We sat on the steps, looking out on the over-grown field. The person who has introduced me to the neighborhood begins to describe some of the activities that take place in this area. The bodies that people in the drug cartels and gangs leave in the park in the dark of night. The fights that happen here at night, including a gun battle in which most of his gang was killed. He described laying face-first on the ground when they killed his boss, who was right next to him. After more than a decade of street life selling drugs and participating in gangs, in Mexico, in the US, and back in Mexico, that was the moment he quit.
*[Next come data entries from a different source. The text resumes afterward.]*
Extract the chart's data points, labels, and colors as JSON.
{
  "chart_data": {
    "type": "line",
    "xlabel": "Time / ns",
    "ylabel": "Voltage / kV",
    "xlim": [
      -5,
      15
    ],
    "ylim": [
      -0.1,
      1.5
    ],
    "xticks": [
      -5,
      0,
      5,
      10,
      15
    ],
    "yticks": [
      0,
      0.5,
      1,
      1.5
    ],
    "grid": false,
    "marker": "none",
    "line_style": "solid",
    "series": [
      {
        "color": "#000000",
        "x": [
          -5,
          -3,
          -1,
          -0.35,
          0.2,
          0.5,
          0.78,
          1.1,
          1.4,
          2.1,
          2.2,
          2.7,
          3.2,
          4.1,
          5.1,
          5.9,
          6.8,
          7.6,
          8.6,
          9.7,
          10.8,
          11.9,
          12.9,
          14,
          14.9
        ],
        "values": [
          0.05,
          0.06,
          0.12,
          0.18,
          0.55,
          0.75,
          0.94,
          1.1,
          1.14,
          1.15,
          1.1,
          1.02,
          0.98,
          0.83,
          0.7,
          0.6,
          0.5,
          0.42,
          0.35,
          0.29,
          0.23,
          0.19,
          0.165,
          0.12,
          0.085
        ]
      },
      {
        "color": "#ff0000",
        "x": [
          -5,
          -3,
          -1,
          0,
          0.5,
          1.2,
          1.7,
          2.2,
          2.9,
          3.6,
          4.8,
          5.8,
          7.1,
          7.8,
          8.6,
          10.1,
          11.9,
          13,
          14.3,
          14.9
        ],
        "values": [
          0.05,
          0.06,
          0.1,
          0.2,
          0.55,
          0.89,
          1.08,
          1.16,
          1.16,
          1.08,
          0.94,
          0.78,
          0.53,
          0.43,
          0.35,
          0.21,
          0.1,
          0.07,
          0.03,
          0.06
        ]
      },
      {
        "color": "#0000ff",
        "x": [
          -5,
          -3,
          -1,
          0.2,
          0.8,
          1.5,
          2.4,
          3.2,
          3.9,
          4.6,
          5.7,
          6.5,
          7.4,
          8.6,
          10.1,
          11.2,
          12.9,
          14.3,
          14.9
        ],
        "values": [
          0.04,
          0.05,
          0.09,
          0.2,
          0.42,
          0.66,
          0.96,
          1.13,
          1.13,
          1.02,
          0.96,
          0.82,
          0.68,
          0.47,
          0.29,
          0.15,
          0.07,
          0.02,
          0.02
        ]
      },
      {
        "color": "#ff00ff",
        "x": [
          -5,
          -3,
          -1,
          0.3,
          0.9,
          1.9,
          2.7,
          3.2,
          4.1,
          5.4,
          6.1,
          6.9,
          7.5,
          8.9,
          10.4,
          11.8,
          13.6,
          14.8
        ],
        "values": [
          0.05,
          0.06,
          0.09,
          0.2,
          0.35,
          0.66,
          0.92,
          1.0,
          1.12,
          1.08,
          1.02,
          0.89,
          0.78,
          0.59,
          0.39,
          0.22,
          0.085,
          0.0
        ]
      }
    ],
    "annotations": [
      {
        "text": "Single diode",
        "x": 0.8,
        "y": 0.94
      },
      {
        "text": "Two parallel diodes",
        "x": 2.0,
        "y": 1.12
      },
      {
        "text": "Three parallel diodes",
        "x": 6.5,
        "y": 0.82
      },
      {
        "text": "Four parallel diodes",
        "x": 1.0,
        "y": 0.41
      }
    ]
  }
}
The only moment it was really possible to leave, actually, considering that nearly everyone else was killed.
And now we looked out over the park and he saw beyond the violence. He looked at the overgrown flowers by the soccer field and envisioned a tidy garden. He saw the tall grass on the soccer field and the baseball diamond and imagined it trimmed down, ready to play on. He pointed out the path leading to some picnic tables and described how they could improve the lighting in that section to stop gangs from using the space to drop dead bodies.
Even as the area holds a long history of violence, he sees beyond. Just as he hopes that other people will see beyond. He wishes that people in the communities around the park could see beyond his tattoos and trust him enough to sign the petition he had written up to make the improvements that he envisioned. He hopes that the government sees beyond the current state of affairs and invests money to improve the park. He wishes that his friends would see beyond the drugs that they use and help him in the effort.
It isn’t always easy to see beyond. When I witnessed a knife fight across the street the last time I was in the neighborhood, I had to remind myself why I even came. But as a priest said in mass a few days ago, “el miedo nos impide de vivir en plena libertad” (fear stops us from living in full freedom). Fear is often a logical response to an obvious reality. Yet what if there is more to reality than what is obvious?
If we could let go of fear, perhaps we could have the full freedom not just see beyond but also love beyond. After all, God certainly sees beyond every day when it comes to his love for us. If we live in that vision and love we could change lives and communities, whether in Guadalajara or San Gabriel or our own cities or neighborhoods. Perhaps one day his vision of the park will become a reality.